O Simposium Aveiro 4.0, que decorreu no Centro de Negócio de Oliveira de Azeméis, contou com a presença de duzentos empresários e debateu o impacto que as tecnologias têm, ou deviam ter, nas empresas.

«A modernização através da transformação digital é uma inevitabilidade», defendeu Fernando Paiva de Castro (presidente da Câmara de Comércio e Indústria do Distrito de Aveiro – AIDA CCI) na abertura do Simposium Aveiro 4.0, sendo que esta é «uma ferramenta para esse caminho que todas as empresas e todas as pessoas terão de seguir».

Mário Maciel Caldeira, associate partner da Deloitte Inovação foi o keynote speaker deste encontro que reuniu cerca de duzentos empresários, tendo na sua intervenção claramente expressado que as tecnologias e a Indústria 4.0 só terão sucesso se as empresas conseguirem obter reais benefícios.

O responsável da Deloitte apelidou a sua apresentação, «de forma provocatória», de ‘Indústria 4.1’, porque o facto de existirem tecnologias – hoje já há muitas das que chamámos tecnologias do futuro –, não significa que tiremos delas o melhor partido, que exploremos todo o seu potencial. Na opinião do especialista, a nossa evolução está ainda nos 3.7 ou 3.8, havendo ainda um caminho a percorrer para estarmos em pleno no 4.0 ou 4.1, onde se destacam, sobretudo, a Internet das Coisas, o Big Data e a Inteligência Artificial.

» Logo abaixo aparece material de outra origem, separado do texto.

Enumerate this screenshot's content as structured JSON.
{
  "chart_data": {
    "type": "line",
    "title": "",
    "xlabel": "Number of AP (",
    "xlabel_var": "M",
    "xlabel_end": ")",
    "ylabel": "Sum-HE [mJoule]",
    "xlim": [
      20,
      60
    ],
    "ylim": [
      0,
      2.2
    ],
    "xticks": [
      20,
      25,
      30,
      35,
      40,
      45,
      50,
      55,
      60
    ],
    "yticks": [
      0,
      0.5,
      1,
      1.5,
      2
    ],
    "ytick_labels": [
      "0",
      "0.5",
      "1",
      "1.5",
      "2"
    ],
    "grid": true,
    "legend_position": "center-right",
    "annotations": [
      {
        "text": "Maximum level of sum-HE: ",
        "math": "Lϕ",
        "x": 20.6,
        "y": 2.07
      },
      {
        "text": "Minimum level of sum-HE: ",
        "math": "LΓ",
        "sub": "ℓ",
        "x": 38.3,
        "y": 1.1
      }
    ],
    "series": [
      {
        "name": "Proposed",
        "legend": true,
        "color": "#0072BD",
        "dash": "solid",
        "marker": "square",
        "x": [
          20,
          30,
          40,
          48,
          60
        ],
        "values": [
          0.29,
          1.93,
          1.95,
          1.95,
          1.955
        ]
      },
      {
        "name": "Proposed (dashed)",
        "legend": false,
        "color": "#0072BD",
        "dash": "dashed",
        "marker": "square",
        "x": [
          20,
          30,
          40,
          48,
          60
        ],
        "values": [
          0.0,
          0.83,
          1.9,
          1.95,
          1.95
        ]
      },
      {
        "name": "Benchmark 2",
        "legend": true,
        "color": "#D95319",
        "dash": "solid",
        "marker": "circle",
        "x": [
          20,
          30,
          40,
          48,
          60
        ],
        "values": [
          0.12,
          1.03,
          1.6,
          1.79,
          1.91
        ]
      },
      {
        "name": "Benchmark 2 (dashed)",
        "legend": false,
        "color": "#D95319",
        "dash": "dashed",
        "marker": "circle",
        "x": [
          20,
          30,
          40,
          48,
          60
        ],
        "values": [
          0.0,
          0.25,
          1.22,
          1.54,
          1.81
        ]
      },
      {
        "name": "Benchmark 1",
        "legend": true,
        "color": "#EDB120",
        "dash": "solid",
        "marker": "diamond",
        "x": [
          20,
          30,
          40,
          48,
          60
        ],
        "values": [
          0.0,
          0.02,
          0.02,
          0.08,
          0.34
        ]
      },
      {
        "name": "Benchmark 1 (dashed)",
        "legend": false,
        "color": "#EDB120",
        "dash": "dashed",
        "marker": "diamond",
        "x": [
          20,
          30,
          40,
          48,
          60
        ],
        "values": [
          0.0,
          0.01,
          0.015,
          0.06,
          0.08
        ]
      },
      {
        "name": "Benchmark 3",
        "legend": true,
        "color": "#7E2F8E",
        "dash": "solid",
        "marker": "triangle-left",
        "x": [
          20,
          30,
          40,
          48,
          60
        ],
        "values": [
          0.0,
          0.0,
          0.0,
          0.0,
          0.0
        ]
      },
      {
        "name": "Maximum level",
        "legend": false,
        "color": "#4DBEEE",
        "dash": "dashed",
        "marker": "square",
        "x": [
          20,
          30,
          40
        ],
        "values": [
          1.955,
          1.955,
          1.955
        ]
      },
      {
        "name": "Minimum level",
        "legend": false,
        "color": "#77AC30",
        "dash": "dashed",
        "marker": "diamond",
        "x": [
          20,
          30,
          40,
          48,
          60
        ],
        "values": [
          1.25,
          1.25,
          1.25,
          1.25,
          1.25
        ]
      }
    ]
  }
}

O que as empresas querem realmente, explicou, são os benefícios que as tecnologias trazem, porque estas já existem de facto, podemos é não estar a explorá-las da melhor forma: «O sucesso das tecnologias está associado à forma como as empresas conseguem tirar melhor partido delas para seu benefício, porque é isso que as empresas querem: benefícios», salientou. Internet of Thought, Interpersonal Intelligence e Big Business são os grandes desafios do 4.1, defendeu Mário Maciel Caldeira.

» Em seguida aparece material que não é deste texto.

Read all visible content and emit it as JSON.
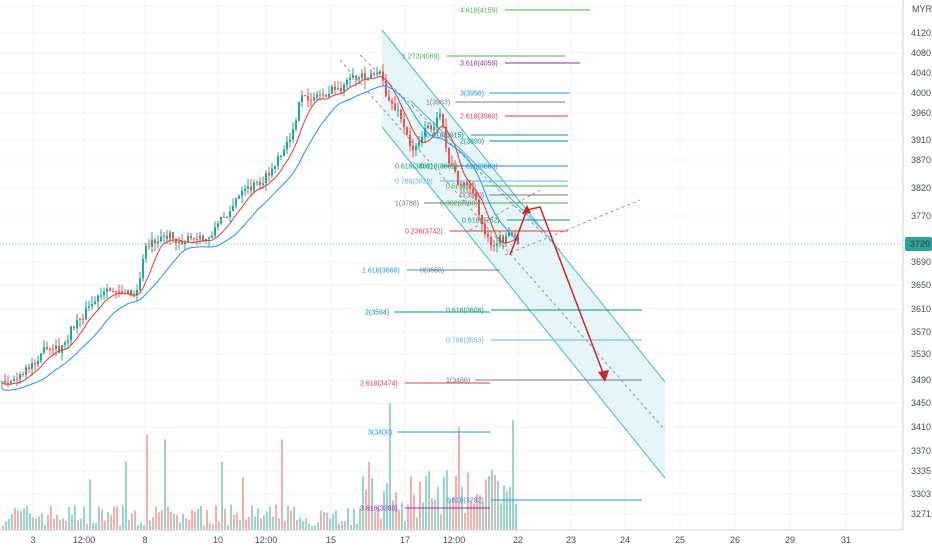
{
  "chart_data": {
    "type": "candlestick",
    "currency": "MYR",
    "current_price_label": "3720",
    "x_tick_labels": [
      "3",
      "12:00",
      "8",
      "10",
      "12:00",
      "15",
      "17",
      "12:00",
      "22",
      "23",
      "24",
      "25",
      "26",
      "29",
      "31"
    ],
    "y_tick_labels": [
      "4120",
      "4080",
      "4040",
      "4000",
      "3960",
      "3910",
      "3870",
      "3820",
      "3770",
      "3720",
      "3690",
      "3650",
      "3610",
      "3570",
      "3530",
      "3490",
      "3450",
      "3410",
      "3370",
      "3335",
      "3303",
      "3271"
    ],
    "y_ticks": [
      4120,
      4080,
      4040,
      4000,
      3960,
      3910,
      3870,
      3820,
      3770,
      3720,
      3690,
      3650,
      3610,
      3570,
      3530,
      3490,
      3450,
      3410,
      3370,
      3335,
      3303,
      3271
    ],
    "fib_levels": [
      {
        "label": "4.618(4159)",
        "color": "#4caf50"
      },
      {
        "label": "1.272(4069)",
        "color": "#4caf50"
      },
      {
        "label": "3.618(4059)",
        "color": "#9c27b0"
      },
      {
        "label": "1(3983)",
        "color": "#787b86"
      },
      {
        "label": "3(3998)",
        "color": "#2196f3"
      },
      {
        "label": "2.618(3960)",
        "color": "#f23645"
      },
      {
        "label": "0.618(3915)",
        "color": "#089981"
      },
      {
        "label": "2(3899)",
        "color": "#089981"
      },
      {
        "label": "0.618(3862)",
        "color": "#089981"
      },
      {
        "label": "0.618(3862)",
        "color": "#089981"
      },
      {
        "label": "1.618(3863)",
        "color": "#2196f3"
      },
      {
        "label": "0.786(3829)",
        "color": "#64b5f6"
      },
      {
        "label": "0.5(3825)",
        "color": "#4caf50"
      },
      {
        "label": "0(3800)",
        "color": "#787b86"
      },
      {
        "label": "1(3788)",
        "color": "#787b86"
      },
      {
        "label": "0.382(3788)",
        "color": "#4caf50"
      },
      {
        "label": "0.618(3762)",
        "color": "#089981"
      },
      {
        "label": "0.236(3742)",
        "color": "#f23645"
      },
      {
        "label": "1.618(3668)",
        "color": "#2196f3"
      },
      {
        "label": "0(3668)",
        "color": "#787b86"
      },
      {
        "label": "0.618(3606)",
        "color": "#089981"
      },
      {
        "label": "2(3594)",
        "color": "#089981"
      },
      {
        "label": "0.786(3553)",
        "color": "#64b5f6"
      },
      {
        "label": "1(3486)",
        "color": "#787b86"
      },
      {
        "label": "2.618(3474)",
        "color": "#f23645"
      },
      {
        "label": "3(3400)",
        "color": "#2196f3"
      },
      {
        "label": "1.618(3292)",
        "color": "#2196f3"
      },
      {
        "label": "3.618(3280)",
        "color": "#9c27b0"
      }
    ],
    "colors": {
      "up": "#26a69a",
      "down": "#ef5350",
      "ma_fast": "#e53935",
      "ma_slow": "#2196f3",
      "channel_fill": "#e6f6f8",
      "arrow": "#c62828",
      "grid": "#f0f3fa"
    }
  }
}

É necessário qualificar os recursos
Pedro Cilínio, director de investimento para a Inovação e Competitividade do IAPMEI, falou sobre Tecnologia, Clusters e Competitividade Regional, tendo analisado as conclusões da avaliação do semestre europeu. Aqui está destacado, por exemplo, que Portugal tem uma das baixas taxas de investimento da União Europeia, que tem ainda uma insuficiência das ligações ferroviárias e marítimas, o que dificulta o acesso das empresas ao mercado único. Pedro Cilínio lembrou ainda que o investimento em I&D terá «recuperado recentemente», mas que ainda é «insuficiente» e que os trabalhadores continuam a ter «baixas qualificações», aspectos que, no seu entender, têm de ser «melhorados rumo ao desenvolvimento».

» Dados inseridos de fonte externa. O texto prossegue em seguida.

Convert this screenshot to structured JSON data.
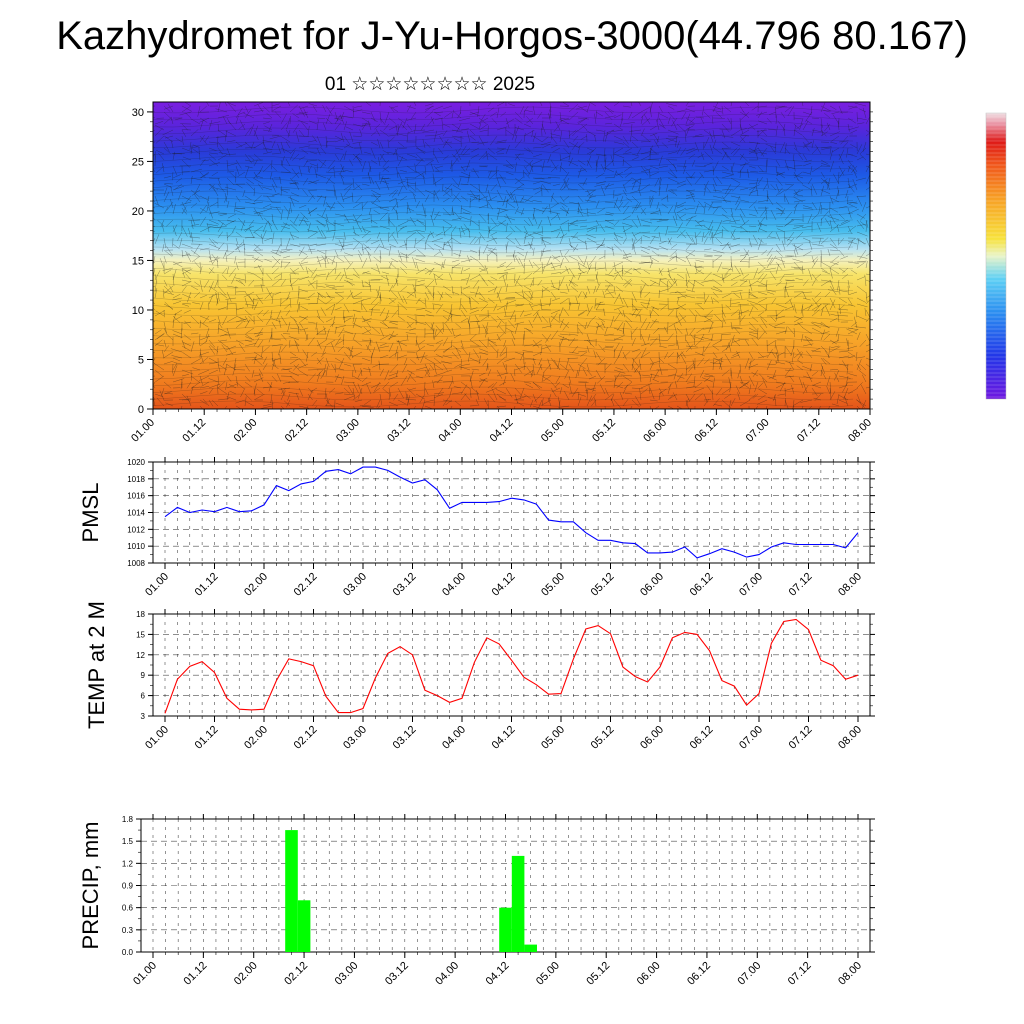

No painel com o mesmo tema, moderado por Rui Gidro, da Deloitte, Luís Mira Amaral (presidente dos Conselhos da Indústria e Energia da CIP) defendeu não ser suficiente falar de tecnologia sem abordar a qualificação dos recursos humanos, o principal «entrave ao crescimento das empresas». Aqui, Mira Amaral destacou a ligação das instituições de ensino superior dos centros de conhecimento às empresas, «porque só assim se coloca a investigação ao serviço da inovação», tendo referido os «excelentes exemplos» identificados num estudo recente da CIP: Politécnico de Leiria, Politécnico do Porto, Universidade de Aveiro e Universidade do Minho.